Despite some last minute support from tenant advocates, embattled North Side landlord Ronald Folger could not persuade the Minneapolis City Council to let him keep his rental licenses, Randy Furst reports. After the council committee's unanimous decision to move ahead with the revocations from 16 of Folger's properties, council member Don Samuels made no apologies for the city's crackdown on negligent landlords. Randy broke the news of Folger's problems in a Whistleblower story. The committee meeting Monday saw the reappearance of the Minneapolis Property Rights Action Committee, a group of militant low-rent landlords who sued the city over its policies and once shouted down a City Council meeting in 1998.

SWAT officers started using flash-bang grenades in the early 1980s, and now they're standard equipment for police nationwide.
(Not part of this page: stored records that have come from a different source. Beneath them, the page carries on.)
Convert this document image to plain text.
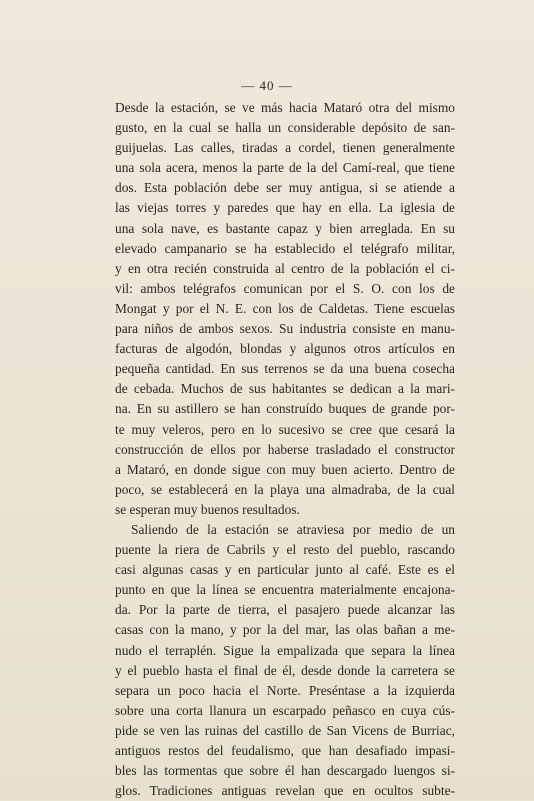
— 40 —
Desde la estación, se ve más hacia Mataró otra del mismo
gusto, en la cual se halla un considerable depósito de san-
guijuelas. Las calles, tiradas a cordel, tienen generalmente
una sola acera, menos la parte de la del Camí-real, que tiene
dos. Esta población debe ser muy antigua, si se atiende a
las viejas torres y paredes que hay en ella. La iglesia de
una sola nave, es bastante capaz y bien arreglada. En su
elevado campanario se ha establecido el telégrafo militar,
y en otra recién construida al centro de la población el ci-
vil: ambos telégrafos comunican por el S. O. con los de
Mongat y por el N. E. con los de Caldetas. Tiene escuelas
para niños de ambos sexos. Su industria consiste en manu-
facturas de algodón, blondas y algunos otros artículos en
pequeña cantidad. En sus terrenos se da una buena cosecha
de cebada. Muchos de sus habitantes se dedican a la mari-
na. En su astillero se han construído buques de grande por-
te muy veleros, pero en lo sucesivo se cree que cesará la
construcción de ellos por haberse trasladado el constructor
a Mataró, en donde sigue con muy buen acierto. Dentro de
poco, se establecerá en la playa una almadraba, de la cual
se esperan muy buenos resultados.
Saliendo de la estación se atraviesa por medio de un
puente la riera de Cabrils y el resto del pueblo, rascando
casi algunas casas y en particular junto al café. Este es el
punto en que la línea se encuentra materialmente encajona-
da. Por la parte de tierra, el pasajero puede alcanzar las
casas con la mano, y por la del mar, las olas bañan a me-
nudo el terraplén. Sigue la empalizada que separa la línea
y el pueblo hasta el final de él, desde donde la carretera se
separa un poco hacia el Norte. Preséntase a la izquierda
sobre una corta llanura un escarpado peñasco en cuya cús-
pide se ven las ruinas del castillo de San Vicens de Burriac,
antiguos restos del feudalismo, que han desafiado impasi-
bles las tormentas que sobre él han descargado luengos si-
glos. Tradiciones antiguas revelan que en ocultos subte-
But the devices have also caused fires, injuries and even deaths, Corey Mitchell reports. Flash-bang devices have come under renewed scrutiny after the $1 million settlement approved for Rickia Russell, who was burned in a botched Minneapolis police drug raid in February 2010.

After the Metrodome's fabric roof collapsed under the weight of December snow (what happened to that stuff?) the Minnesota Vikings quickly shifted their venue to the TCF Bank stadium. The U gave the Vikings a discount on their short stay, but the two are still settling the bill, Mike Kaszuba reports. The bills are paid at the Guthrie Theater, and despite attendance slipping somewhat, the big blue palace on the river ended the year in the black, Rohan Preston reports.

The last Minnesota-made Ford Ranger will soon roll off the assembly line across the river, but the original Ford plant - in Minneapolis's Warehouse District - has a new life in the service economy, Janet Moore reports. Hundreds of members of the creative class will do their work where blue-collar workers used to assemble Model Ts.